Era ella la luz verdadera, la que ilumina a todo hombre llegando al mundo.
En el mundo estaba y, aunque el mundo existió mediante ella, el mundo no la reconoció. Vino a su casa, pero los suyos no la acogieron.
En cambio, a cuantos la han aceptado, los ha hecho capaces de hacerse hijos de Dios: a esos que mantienen la adhesión a su persona; los que no han nacido de mera sangre derramada ni por designio de un mortal ni por designio de un hombre, sino que han nacido de Dios.
Así que la Palabra se hizo hombre, acampó entre nosotros y hemos contemplado su gloria -la gloria que un hijo único recibe de su padre-: plenitud de amor y lealtad.
Juan da testimonio de él y sigue gritando:
– Éste es de quien yo dije: «El que llega detrás de mí estaba ya presente antes que yo, porque existía primero que yo».
La prueba es que de su plenitud todos nosotros hemos recibido: un amor que responde a su amor. Porque la Ley se dio por medio de Moisés; el amor y la lealtad han existido por medio de Jesús Mesías.

Vino a su casa, pero los suyos no la acogieron.

¿Cómo redescubrir con fe renovada el misterio que se encierra en Jesús? ¿Cómo recuperar su novedad única e irrepetible? En Jesús ha ocurrido algo desconcertante. Juan lo dice con términos muy cuidados: «la Palabra de Dios se ha hecho carne». Dios se nos ha querido comunicar, no a través de revelaciones o apariciones, sino encarnándose en la humanidad de Jesús. No se ha «revestido» de carne, no ha tomado la «apariencia» de un ser humano. Dios se ha hecho realmente carne débil, frágil y vulnerable como la nuestra.

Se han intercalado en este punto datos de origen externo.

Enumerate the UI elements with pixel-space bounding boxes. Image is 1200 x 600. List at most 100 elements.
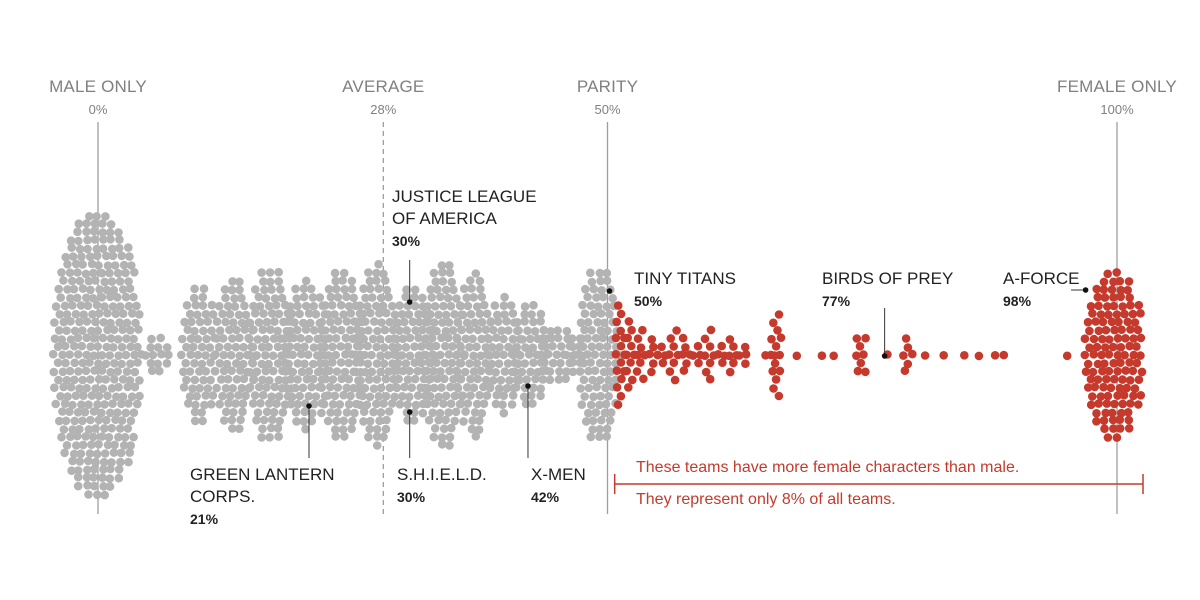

Los cristianos no creemos en un Dios aislado e inaccesible, encerrado en su Misterio impenetrable. Nos podemos encontrar con él en un ser humano como nosotros. No hemos de buscarlo fuera de nuestra vida. Lo encontramos hecho carne en Jesús. Él es para nosotros el rostro humano de Dios. En su proyecto descubrimos el proyecto del Padre.
Todo esto lo hemos de entender de manera viva y concreta. La sensibilidad de Jesús para acercarse a los enfermos, curar sus males y aliviar su sufrimiento, nos descubre cómo nos mira Dios cuando no ve sufrir, y cómo nos quiere ver actuar con los que sufren. La acogida amistosa de Jesús a pecadores, prostitutas e indeseables nos manifiesta cómo nos comprende y perdona, y cómo nos quiere ver perdonar a quienes nos ofenden.
En estos tiempos en que no pocos creyentes viven su fe sin saber qué creer ni en quién confiar, nada hay más importante que poner en el centro de las comunidades cristianas a Jesús como rostro humano de Dios.